Skill authoring· Learn
How to Create Your First Skill
A step-by-step guide to designing a focused agent skill, writing SKILL.md, and testing whether it triggers correctly.
beginner8 min readUpdated May 4, 2026
Short answer
Create a good skill by choosing one narrow repeatable job, writing a clear SKILL.md description, adding only the scripts or references the workflow needs, and testing the trigger with realistic prompts.
Start with one job
The fastest way to create a weak skill is to start with a broad category. Start with a job instead: review billing PRs, QA checkout, update release notes, or investigate flaky tests.
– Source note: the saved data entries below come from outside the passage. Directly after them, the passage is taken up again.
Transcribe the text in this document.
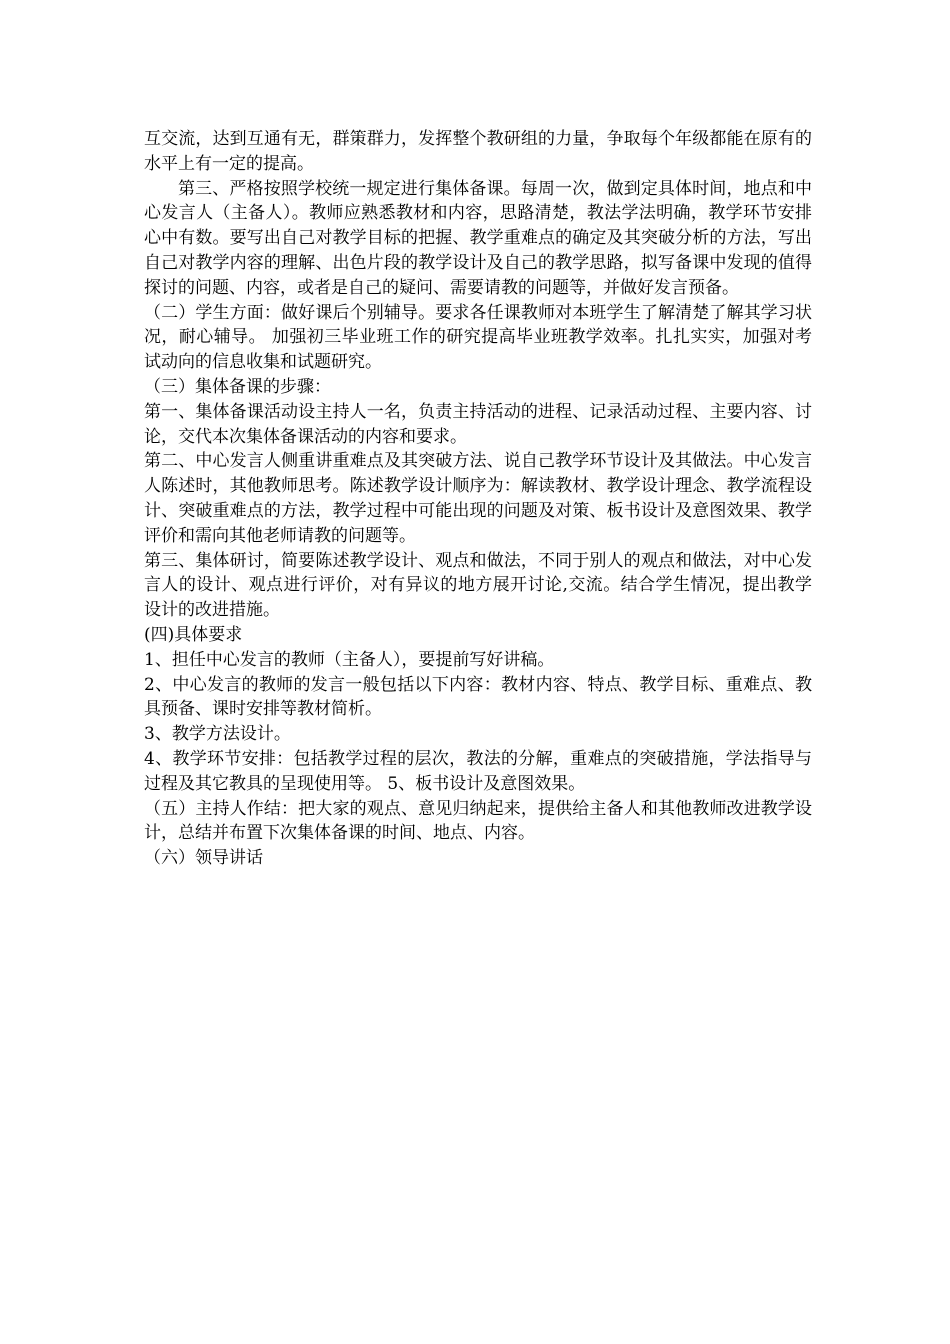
互交流，达到互通有无，群策群力，发挥整个教研组的力量，争取每个年级都能在原有的水平上有一定的提高。

第三、严格按照学校统一规定进行集体备课。每周一次，做到定具体时间，地点和中心发言人（主备人）。教师应熟悉教材和内容，思路清楚，教法学法明确，教学环节安排心中有数。要写出自己对教学目标的把握、教学重难点的确定及其突破分析的方法，写出自己对教学内容的理解、出色片段的教学设计及自己的教学思路，拟写备课中发现的值得探讨的问题、内容，或者是自己的疑问、需要请教的问题等，并做好发言预备。

（二）学生方面：做好课后个别辅导。要求各任课教师对本班学生了解清楚了解其学习状况，耐心辅导。 加强初三毕业班工作的研究提高毕业班教学效率。扎扎实实，加强对考试动向的信息收集和试题研究。

（三）集体备课的步骤：

第一、集体备课活动设主持人一名，负责主持活动的进程、记录活动过程、主要内容、讨论，交代本次集体备课活动的内容和要求。

第二、中心发言人侧重讲重难点及其突破方法、说自己教学环节设计及其做法。中心发言人陈述时，其他教师思考。陈述教学设计顺序为：解读教材、教学设计理念、教学流程设计、突破重难点的方法，教学过程中可能出现的问题及对策、板书设计及意图效果、教学评价和需向其他老师请教的问题等。

第三、集体研讨，简要陈述教学设计、观点和做法，不同于别人的观点和做法，对中心发言人的设计、观点进行评价，对有异议的地方展开讨论,交流。结合学生情况，提出教学设计的改进措施。

(四)具体要求

1、担任中心发言的教师（主备人），要提前写好讲稿。

2、中心发言的教师的发言一般包括以下内容：教材内容、特点、教学目标、重难点、教具预备、课时安排等教材简析。

3、教学方法设计。

4、教学环节安排：包括教学过程的层次，教法的分解，重难点的突破措施，学法指导与过程及其它教具的呈现使用等。 5、板书设计及意图效果。

（五）主持人作结：把大家的观点、意见归纳起来，提供给主备人和其他教师改进教学设计，总结并布置下次集体备课的时间、地点、内容。

（六）领导讲话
- Good: Use this skill when a branch needs browser QA before release.
- Good: Use this skill when changelog and README updates must match a code diff.
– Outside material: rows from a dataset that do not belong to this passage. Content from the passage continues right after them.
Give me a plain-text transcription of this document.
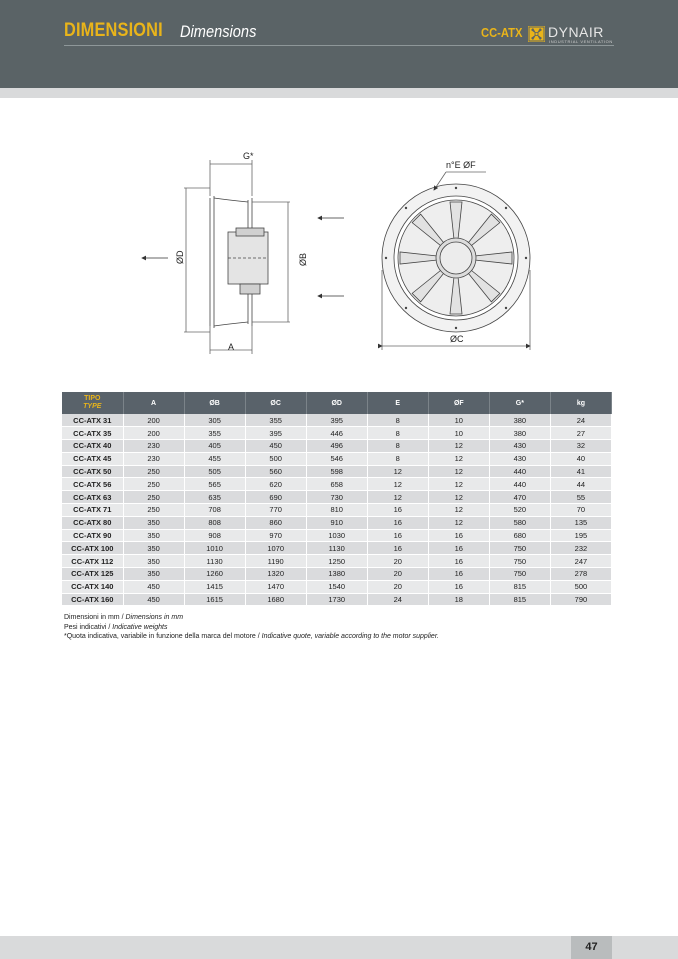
DIMENSIONI Dimensions	CC-ATX DYNAIR
INDUSTRIAL VENTILATION
G*
ØD	ØB
A
n°E ØF
ØC
TIPO
TYPE	A	ØB	ØC	ØD	E	ØF	G*	kg
CC-ATX 31	200	305	355	395	8	10	380	24
CC-ATX 35	200	355	395	446	8	10	380	27
CC-ATX 40	230	405	450	496	8	12	430	32
CC-ATX 45	230	455	500	546	8	12	430	40
CC-ATX 50	250	505	560	598	12	12	440	41
CC-ATX 56	250	565	620	658	12	12	440	44
CC-ATX 63	250	635	690	730	12	12	470	55
CC-ATX 71	250	708	770	810	16	12	520	70
CC-ATX 80	350	808	860	910	16	12	580	135
CC-ATX 90	350	908	970	1030	16	16	680	195
CC-ATX 100	350	1010	1070	1130	16	16	750	232
CC-ATX 112	350	1130	1190	1250	20	16	750	247
CC-ATX 125	350	1260	1320	1380	20	16	750	278
CC-ATX 140	450	1415	1470	1540	20	16	815	500
CC-ATX 160	450	1615	1680	1730	24	18	815	790
Dimensioni in mm / Dimensions in mm
Pesi indicativi / Indicative weights
*Quota indicativa, variabile in funzione della marca del motore / Indicative quote, variable according to the motor supplier.
47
- Weak: Use this skill to make coding better.
- Weak: Use this skill whenever the user asks for help.
Write the minimal SKILL.md
The description is the trigger surface. It should say when the skill applies, what outcome it produces, and where its boundaries are.
---
name: release-notes-helper
description: Use when a merged branch or release needs concise release notes, user impact, risk notes, and follow-up checks. Do not use for deep code review.
---
Follow these steps:
1. Inspect the commit range or PR list.
2. Group changes by user-visible impact.
3. Identify operational risks and rollout notes.
4. Draft release notes in plain language.
5. List any claims that still need human verification.Add resources only when they pay for themselves
| Resource | Use it when | Keep out when |
|---|---|---|
| scripts/ | A check must run the same way every time. | The workflow is judgment-heavy. |
| references/ | The skill needs long examples or policies. | A short checklist is enough. |
| assets/ | The workflow uses templates or starter files. | The asset is decorative. |
| agents/openai.yaml | You need UI metadata or dependency declarations. | Local authoring is enough. |
Test the trigger
- Write three prompts that should invoke the skill.
- Write three prompts that should not invoke the skill.
- Tighten the description until the boundary is obvious.
- Run the workflow on a disposable repo or branch before using it on production work.
A useful skill is boring in the best way
It should trigger predictably, produce the same kind of output each time, and make its assumptions visible.